Enbrel works by blocking the production of tumor necrosis factor (TNF), a protein in the immune system that activates inflammation and is over-produced in persons with rheumatoid arthritis. Other recombinant drugs work in different ways than Enbrel, but they all have “incredible abilities to alter different points in the immune cascade,” Stern says.

These prescription drugs are the preferred treatment for arthritis, Stern says, and adds that while they do have side effects, most people do not get them. Still, he acknowledges that researchers have much work to do in order to better understand what causes arthritis in order to develop medications that more accurately target an individual patient’s genetic markers for the disease.

“Then, we can take the drugs that we know block this, or that, or the other protein and give you the right drug from the get-go,” he says, “instead of what I do now, which is take drugs that are FDA-approved – you’re not a guinea pig – but after that it’s trial and error to find out which drug matches up best with you.”

Medications such as Enbrel may take weeks to fully work, so in the meantime Stern uses non-steroidal anti-inflammatory drugs (NSAIDs) such as ibuprofen or Motrin for relief of aches and pains.

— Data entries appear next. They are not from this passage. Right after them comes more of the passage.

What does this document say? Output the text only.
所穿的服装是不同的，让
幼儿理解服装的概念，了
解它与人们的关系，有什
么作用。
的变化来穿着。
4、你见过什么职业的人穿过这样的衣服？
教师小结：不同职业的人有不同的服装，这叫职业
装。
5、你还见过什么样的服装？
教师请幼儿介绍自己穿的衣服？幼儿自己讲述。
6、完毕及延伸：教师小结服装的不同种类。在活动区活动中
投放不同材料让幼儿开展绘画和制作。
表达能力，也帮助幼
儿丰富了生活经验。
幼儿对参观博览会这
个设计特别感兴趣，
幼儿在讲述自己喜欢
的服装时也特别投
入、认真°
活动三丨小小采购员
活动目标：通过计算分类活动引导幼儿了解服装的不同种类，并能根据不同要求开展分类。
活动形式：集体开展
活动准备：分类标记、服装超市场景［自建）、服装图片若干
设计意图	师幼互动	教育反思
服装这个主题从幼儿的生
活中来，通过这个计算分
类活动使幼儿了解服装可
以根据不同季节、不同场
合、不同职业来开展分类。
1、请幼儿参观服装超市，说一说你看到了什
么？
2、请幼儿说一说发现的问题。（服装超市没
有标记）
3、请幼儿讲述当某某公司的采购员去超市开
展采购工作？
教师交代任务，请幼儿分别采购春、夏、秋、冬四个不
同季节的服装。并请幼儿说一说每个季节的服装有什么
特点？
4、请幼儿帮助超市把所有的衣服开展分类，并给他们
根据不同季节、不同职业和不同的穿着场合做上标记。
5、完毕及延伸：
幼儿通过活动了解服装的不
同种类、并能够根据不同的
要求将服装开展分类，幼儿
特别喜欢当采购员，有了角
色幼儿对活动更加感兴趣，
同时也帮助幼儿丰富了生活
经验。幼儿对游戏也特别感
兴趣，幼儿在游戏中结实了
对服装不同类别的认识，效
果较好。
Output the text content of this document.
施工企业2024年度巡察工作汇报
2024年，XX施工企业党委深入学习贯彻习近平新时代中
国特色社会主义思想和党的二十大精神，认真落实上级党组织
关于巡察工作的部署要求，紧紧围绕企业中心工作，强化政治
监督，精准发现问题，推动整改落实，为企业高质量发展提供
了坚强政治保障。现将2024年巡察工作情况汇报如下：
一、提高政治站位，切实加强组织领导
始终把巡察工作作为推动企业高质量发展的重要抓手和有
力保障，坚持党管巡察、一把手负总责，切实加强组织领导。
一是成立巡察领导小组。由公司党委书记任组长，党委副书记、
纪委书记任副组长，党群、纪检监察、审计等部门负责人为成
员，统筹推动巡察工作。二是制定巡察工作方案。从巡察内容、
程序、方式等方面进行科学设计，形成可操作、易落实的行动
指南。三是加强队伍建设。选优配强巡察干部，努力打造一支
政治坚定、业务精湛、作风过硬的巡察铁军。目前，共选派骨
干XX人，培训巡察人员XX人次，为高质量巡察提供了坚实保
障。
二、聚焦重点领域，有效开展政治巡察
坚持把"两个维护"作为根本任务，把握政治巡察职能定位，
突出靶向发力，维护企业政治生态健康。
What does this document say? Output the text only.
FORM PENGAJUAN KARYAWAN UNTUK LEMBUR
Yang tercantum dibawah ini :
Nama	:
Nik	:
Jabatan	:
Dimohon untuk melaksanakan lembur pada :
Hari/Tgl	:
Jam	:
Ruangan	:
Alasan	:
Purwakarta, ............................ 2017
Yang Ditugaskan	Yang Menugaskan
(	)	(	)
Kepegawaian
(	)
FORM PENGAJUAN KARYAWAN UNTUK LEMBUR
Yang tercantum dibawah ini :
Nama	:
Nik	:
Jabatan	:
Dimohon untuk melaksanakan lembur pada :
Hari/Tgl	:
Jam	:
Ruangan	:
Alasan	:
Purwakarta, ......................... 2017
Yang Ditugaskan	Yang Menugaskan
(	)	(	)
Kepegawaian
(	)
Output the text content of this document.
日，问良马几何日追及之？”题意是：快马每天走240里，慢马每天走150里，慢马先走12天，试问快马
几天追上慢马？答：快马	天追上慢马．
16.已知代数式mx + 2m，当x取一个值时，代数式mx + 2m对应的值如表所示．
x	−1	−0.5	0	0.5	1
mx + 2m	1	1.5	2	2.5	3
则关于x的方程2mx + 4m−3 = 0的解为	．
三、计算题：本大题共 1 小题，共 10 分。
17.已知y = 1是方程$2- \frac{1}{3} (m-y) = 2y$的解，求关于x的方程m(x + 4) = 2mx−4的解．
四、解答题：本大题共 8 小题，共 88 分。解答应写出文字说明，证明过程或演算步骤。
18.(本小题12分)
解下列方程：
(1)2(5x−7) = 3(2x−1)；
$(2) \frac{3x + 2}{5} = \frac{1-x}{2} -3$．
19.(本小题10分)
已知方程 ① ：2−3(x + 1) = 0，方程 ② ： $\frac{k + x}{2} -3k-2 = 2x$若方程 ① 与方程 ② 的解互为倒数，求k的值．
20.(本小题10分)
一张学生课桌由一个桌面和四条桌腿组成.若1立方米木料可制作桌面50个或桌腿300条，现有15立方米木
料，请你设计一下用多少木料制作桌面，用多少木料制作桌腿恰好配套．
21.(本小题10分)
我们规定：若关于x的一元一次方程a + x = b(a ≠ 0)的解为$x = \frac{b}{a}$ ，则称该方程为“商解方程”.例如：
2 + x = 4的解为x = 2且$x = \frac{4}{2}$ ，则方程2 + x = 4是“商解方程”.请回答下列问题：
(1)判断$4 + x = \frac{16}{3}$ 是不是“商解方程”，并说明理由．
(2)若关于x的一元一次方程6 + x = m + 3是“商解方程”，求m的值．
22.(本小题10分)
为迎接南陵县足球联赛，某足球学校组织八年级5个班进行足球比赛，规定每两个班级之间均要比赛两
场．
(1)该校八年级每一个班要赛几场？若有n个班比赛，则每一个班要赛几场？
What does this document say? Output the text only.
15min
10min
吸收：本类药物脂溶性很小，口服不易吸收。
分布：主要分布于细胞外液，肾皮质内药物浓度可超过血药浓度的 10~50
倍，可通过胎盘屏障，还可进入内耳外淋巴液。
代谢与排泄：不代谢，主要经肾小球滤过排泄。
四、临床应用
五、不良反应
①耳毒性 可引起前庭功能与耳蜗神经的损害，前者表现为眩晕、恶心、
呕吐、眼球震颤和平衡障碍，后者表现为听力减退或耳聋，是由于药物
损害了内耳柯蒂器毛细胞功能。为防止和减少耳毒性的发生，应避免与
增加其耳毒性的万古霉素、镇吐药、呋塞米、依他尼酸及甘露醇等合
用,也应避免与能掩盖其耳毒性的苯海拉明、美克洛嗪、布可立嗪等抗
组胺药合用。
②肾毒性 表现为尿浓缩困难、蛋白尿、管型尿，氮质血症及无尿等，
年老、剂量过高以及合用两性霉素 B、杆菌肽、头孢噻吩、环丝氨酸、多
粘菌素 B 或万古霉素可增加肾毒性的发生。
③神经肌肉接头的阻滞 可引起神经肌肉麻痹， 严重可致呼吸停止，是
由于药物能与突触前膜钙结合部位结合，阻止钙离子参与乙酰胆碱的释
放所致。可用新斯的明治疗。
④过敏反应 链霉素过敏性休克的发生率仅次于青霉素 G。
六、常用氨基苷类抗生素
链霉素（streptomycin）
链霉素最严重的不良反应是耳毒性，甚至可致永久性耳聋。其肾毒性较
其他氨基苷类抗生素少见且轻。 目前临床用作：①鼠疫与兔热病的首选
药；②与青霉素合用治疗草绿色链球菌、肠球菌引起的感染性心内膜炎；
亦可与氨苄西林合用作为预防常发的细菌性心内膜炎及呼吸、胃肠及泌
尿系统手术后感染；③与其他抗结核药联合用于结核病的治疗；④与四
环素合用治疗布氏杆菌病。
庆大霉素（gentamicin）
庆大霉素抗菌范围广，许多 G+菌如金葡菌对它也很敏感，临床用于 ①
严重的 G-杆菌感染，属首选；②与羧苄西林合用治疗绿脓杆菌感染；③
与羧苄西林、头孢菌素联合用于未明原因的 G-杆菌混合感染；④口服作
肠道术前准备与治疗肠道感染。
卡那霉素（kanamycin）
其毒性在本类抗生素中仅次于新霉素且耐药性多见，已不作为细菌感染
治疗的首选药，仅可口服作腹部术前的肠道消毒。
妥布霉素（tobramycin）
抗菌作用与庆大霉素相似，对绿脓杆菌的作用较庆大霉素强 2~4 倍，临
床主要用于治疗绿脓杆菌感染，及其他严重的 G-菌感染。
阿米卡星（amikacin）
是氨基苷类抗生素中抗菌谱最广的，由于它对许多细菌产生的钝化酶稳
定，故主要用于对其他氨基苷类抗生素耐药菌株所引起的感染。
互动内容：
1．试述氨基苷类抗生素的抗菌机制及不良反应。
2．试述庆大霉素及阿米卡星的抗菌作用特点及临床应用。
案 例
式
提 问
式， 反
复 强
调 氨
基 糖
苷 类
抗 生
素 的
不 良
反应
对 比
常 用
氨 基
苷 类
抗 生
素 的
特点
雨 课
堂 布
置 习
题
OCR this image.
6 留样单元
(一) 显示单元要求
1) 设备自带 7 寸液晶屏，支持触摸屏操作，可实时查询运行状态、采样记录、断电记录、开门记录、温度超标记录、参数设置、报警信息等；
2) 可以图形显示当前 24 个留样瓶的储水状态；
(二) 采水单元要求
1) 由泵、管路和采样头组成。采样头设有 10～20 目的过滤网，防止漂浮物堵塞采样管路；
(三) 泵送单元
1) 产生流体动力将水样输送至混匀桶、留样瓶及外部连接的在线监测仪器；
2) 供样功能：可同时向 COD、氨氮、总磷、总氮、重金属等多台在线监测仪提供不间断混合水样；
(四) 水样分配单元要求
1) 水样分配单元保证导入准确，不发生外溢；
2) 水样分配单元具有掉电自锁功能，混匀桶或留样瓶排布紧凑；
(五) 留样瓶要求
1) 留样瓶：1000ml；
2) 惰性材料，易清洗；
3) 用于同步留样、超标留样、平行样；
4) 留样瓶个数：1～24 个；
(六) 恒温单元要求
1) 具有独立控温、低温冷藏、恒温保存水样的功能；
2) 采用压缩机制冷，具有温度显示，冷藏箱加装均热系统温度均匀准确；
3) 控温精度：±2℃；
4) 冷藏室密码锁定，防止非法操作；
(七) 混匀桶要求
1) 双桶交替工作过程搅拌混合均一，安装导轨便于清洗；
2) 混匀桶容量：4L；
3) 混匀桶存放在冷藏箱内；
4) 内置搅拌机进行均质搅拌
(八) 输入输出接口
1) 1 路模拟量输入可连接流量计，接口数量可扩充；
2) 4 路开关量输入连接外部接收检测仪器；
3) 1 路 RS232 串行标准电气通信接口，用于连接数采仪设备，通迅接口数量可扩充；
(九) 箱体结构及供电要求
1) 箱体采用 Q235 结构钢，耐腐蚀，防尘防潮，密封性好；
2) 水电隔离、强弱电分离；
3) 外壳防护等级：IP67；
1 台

These drugs “are not disease-modifying drugs,” he explains. “They don’t modify the big immune cascade or big immune process that’s leading up to the illness. But what they are is excellent at modulating some of the minor chemicals to reduce inflammation and they’re pretty terrific non-addictive pain relievers.”

Stern uses NSAIDs more often with patients who have osteoarthritis rather than those with rheumatoid arthritis. He also cautions about the damage prolonged use of NSAIDs can do to kidney and heart function, and says that they should not be used on patients who are at risk for diseases associated with these organs.

When asked about the of value steroids as a treatment protocol, Stern says they are “basically a problem and a blessing at the same time.”

He explains, “There’s nothing like steroids – they will basically make just about every kind of arthritis feel better within one to three days.” Due to their fast-acting, effective relief, Stern will use steroids to treat arthritis, but only on a temporary basis.

The long-term effects of steroids – “they make all of the tissues in the body age faster,” he says – require him to replace them with immunosuppressive drugs as soon as possible.

“Our goal when we use them is to give you relief now, get a drug with less risk on board, and it can take a few weeks or a few months to find the right drug, and then we walk the steroids off,” he says.